Russia’s state-owned tech agency claims its first unicorn

Russia’s state-owned tech agency claims its first unicorn
The valuation of Russia's OCSiAl that produces carbon nanotubes has topped $1bn, making it a tech unicorn. / wiki
By Ben Aris in Berlin May 23, 2019

Russia’s state-owned tech agency Rosnano has claimed the first unicorn in its portfolio after the valuation of the producer of carbon nano-materials for industry called OCSiAl topped $1bn – the threshold for earning the “unicorn” moniker.

Rosnano head Anatoly Chubais announced on May 15 that OCSiAl  has become the first unicorn in the Rosnano portfolio. Rosnano was set up by the state to promote high tech investments in Russia and in particular has targeted nanotechnology.

However, the announcement has been controversial and Chubais was publically attacked by well known Russian economist Andrei Movchan who disputed the claim, reports The Bell. Movchan said that the value was an extrapolation from a private placement deal that does not give the company a realistic valuation.

“OCSiAl is our first company that passed the market cap of $1bn. This is a unicorn by all the rules,” Chubais said at a press conference at the end of March. “The last transaction for the sale of the company's shares [...] was based on the price of $1bn.”

Famous Russian financier Alexander Mamut’s A&NN holding was reportedly the counterparty in the deal and Mamut is well known as a highly successful tech investor. He bought a reported 0.5% in the company for $5mn from Rosnano, which implies a valuation of $1bn for the whole company, making it a unicorn.

The row between Chubais and Movchan over the classification of the deal has stirred up a small scandal in Moscow where the two men have been trading barbs.

“The fact that there was only one person in the world, who was ready to pay a little bit of money for a few shares, and this person is not from the street, unfortunately does not say anything [about how much the company is actually worth],” Movchan wrote in a Facebook post aimed at Chubais.

Chubais countered that the investment was real and the price was agreed so the valuation is valid.

Novosibirsk entrepreneur and ex-banker Yuri Koropachinsky founded OCSiAl together with scientist Mikhail Predtechensky, who invented a procedure to produce single-wall graphene nanotubes on an industrial scale. These tubes, when added to other materials, should dramatically multiply their properties.

Graphene is a hexagonal carbon atom lattice that is a basic structural element in a number of other allotropes of carbon, including graphite, charcoal and nanotubes. Given the multiple carbon bonds that make up the lattice, a sheet of graphene is 100-times stronger than the toughest steel, as well as conducting electricity very well.

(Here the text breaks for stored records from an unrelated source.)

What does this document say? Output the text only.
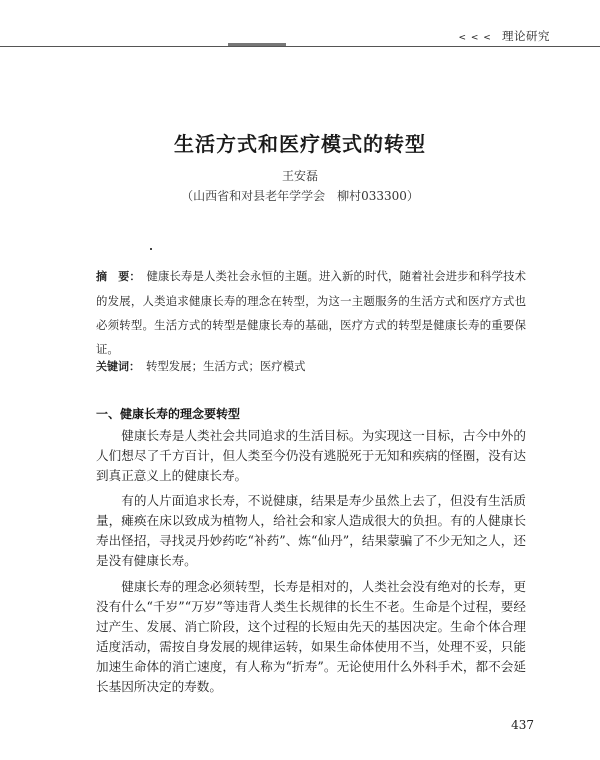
< < < 理论研究
生活方式和医疗模式的转型
王安磊
（山西省和对县老年学学会　柳村033300）
摘　要： 健康长寿是人类社会永恒的主题。进入新的时代，随着社会进步和科学技术的发展，人类追求健康长寿的理念在转型，为这一主题服务的生活方式和医疗方式也必须转型。生活方式的转型是健康长寿的基础，医疗方式的转型是健康长寿的重要保证。
关键词： 转型发展；生活方式；医疗模式
一、健康长寿的理念要转型

健康长寿是人类社会共同追求的生活目标。为实现这一目标，古今中外的人们想尽了千方百计，但人类至今仍没有逃脱死于无知和疾病的怪圈，没有达到真正意义上的健康长寿。

有的人片面追求长寿，不说健康，结果是寿少虽然上去了，但没有生活质量，瘫痪在床以致成为植物人，给社会和家人造成很大的负担。有的人健康长寿出怪招，寻找灵丹妙药吃“补药”、炼“仙丹”，结果蒙骗了不少无知之人，还是没有健康长寿。

健康长寿的理念必须转型，长寿是相对的，人类社会没有绝对的长寿，更没有什么“千岁”“万岁”等违背人类生长规律的长生不老。生命是个过程，要经过产生、发展、消亡阶段，这个过程的长短由先天的基因决定。生命个体合理适度活动，需按自身发展的规律运转，如果生命体使用不当，处理不妥，只能加速生命体的消亡速度，有人称为“折寿”。无论使用什么外科手术，都不会延长基因所决定的寿数。

437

Rosnano invested about $20mn in the company and raised another $40mn from Eurobond issues.

Carbon nanotubes are called "the material of the future" and synthesised from graphene, which was isolated by Russian physicists Andrei Geim and Konstantin Novoselov in 2004. The pair received a Nobel Prize for their work in 2010.

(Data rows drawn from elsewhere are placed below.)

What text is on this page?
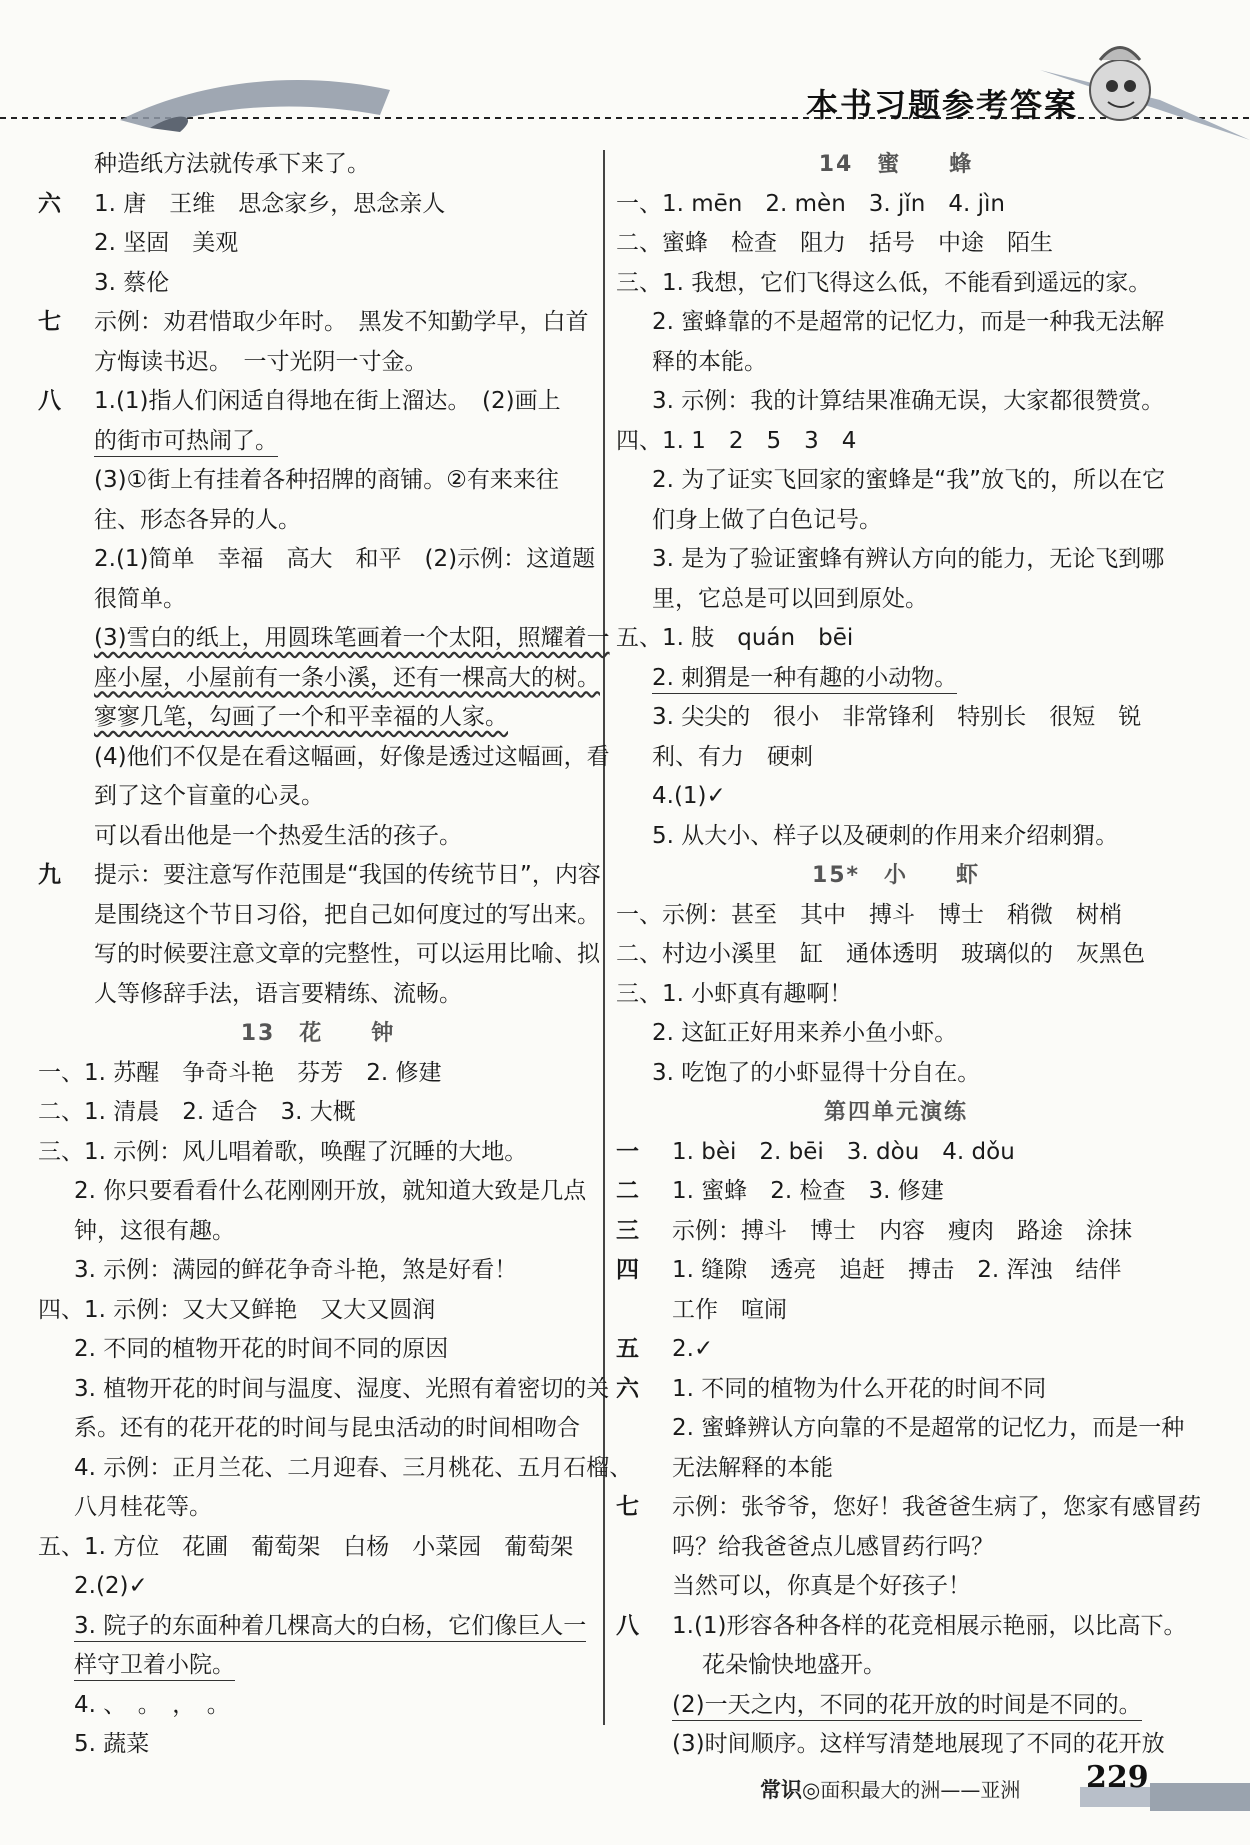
本书习题参考答案
种造纸方法就传承下来了。
六 1. 唐　王维　思念家乡，思念亲人
2. 坚固　美观
3. 蔡伦
七 示例：劝君惜取少年时。　黑发不知勤学早，白首
方悔读书迟。　一寸光阴一寸金。
八 1.(1)指人们闲适自得地在街上溜达。　(2)画上
的街市可热闹了。
(3)①街上有挂着各种招牌的商铺。②有来来往
往、形态各异的人。
2.(1)简单　幸福　高大　和平　(2)示例：这道题
很简单。
(3)雪白的纸上，用圆珠笔画着一个太阳，照耀着一
座小屋，小屋前有一条小溪，还有一棵高大的树。
寥寥几笔，勾画了一个和平幸福的人家。
(4)他们不仅是在看这幅画，好像是透过这幅画，看
到了这个盲童的心灵。
可以看出他是一个热爱生活的孩子。
九 提示：要注意写作范围是“我国的传统节日”，内容
是围绕这个节日习俗，把自己如何度过的写出来。
写的时候要注意文章的完整性，可以运用比喻、拟
人等修辞手法，语言要精练、流畅。
13　花　　钟
一、1. 苏醒　争奇斗艳　芬芳　2. 修建
二、1. 清晨　2. 适合　3. 大概
三、1. 示例：风儿唱着歌，唤醒了沉睡的大地。
2. 你只要看看什么花刚刚开放，就知道大致是几点
钟，这很有趣。
3. 示例：满园的鲜花争奇斗艳，煞是好看！
四、1. 示例：又大又鲜艳　又大又圆润
2. 不同的植物开花的时间不同的原因
3. 植物开花的时间与温度、湿度、光照有着密切的关
系。还有的花开花的时间与昆虫活动的时间相吻合
4. 示例：正月兰花、二月迎春、三月桃花、五月石榴、
八月桂花等。
五、1. 方位　花圃　葡萄架　白杨　小菜园　葡萄架
2.(2)✓
3. 院子的东面种着几棵高大的白杨，它们像巨人一
样守卫着小院。
4. 、　。　，　。
5. 蔬菜
14　蜜　　蜂
一、1. mēn　2. mèn　3. jǐn　4. jìn
二、蜜蜂　检查　阻力　括号　中途　陌生
三、1. 我想，它们飞得这么低，不能看到遥远的家。
2. 蜜蜂靠的不是超常的记忆力，而是一种我无法解
释的本能。
3. 示例：我的计算结果准确无误，大家都很赞赏。
四、1. 1　2　5　3　4
2. 为了证实飞回家的蜜蜂是“我”放飞的，所以在它
们身上做了白色记号。
3. 是为了验证蜜蜂有辨认方向的能力，无论飞到哪
里，它总是可以回到原处。
五、1. 肢　quán　bēi
2. 刺猬是一种有趣的小动物。
3. 尖尖的　很小　非常锋利　特别长　很短　锐
利、有力　硬刺
4.(1)✓
5. 从大小、样子以及硬刺的作用来介绍刺猬。
15*　小　　虾
一、示例：甚至　其中　搏斗　博士　稍微　树梢
二、村边小溪里　缸　通体透明　玻璃似的　灰黑色
三、1. 小虾真有趣啊！
2. 这缸正好用来养小鱼小虾。
3. 吃饱了的小虾显得十分自在。
第四单元演练
一 1. bèi　2. bēi　3. dòu　4. dǒu
二 1. 蜜蜂　2. 检查　3. 修建
三 示例：搏斗　博士　内容　瘦肉　路途　涂抹
四 1. 缝隙　透亮　追赶　搏击　2. 浑浊　结伴
工作　喧闹
五 2.✓
六 1. 不同的植物为什么开花的时间不同
2. 蜜蜂辨认方向靠的不是超常的记忆力，而是一种
无法解释的本能
七 示例：张爷爷，您好！我爸爸生病了，您家有感冒药
吗？给我爸爸点儿感冒药行吗？
当然可以，你真是个好孩子！
八 1.(1)形容各种各样的花竞相展示艳丽，以比高下。
花朵愉快地盛开。
(2)一天之内，不同的花开放的时间是不同的。
(3)时间顺序。这样写清楚地展现了不同的花开放
常识◎面积最大的洲——亚洲 229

In 2018, OCSiAl sold nanotubes worth $10mn to industrial clients, or a little less than half of the total volume produced by the company of 11.7 tonnes. The company has orders for 17 tonnes.

According to analysts at Future Markets, cited by Russian Forbes, at the end of last year OCSiAl accounted for 86% of world production and 95% of global sales of the nanotubes. The entire market is now estimated to be worth $200mn.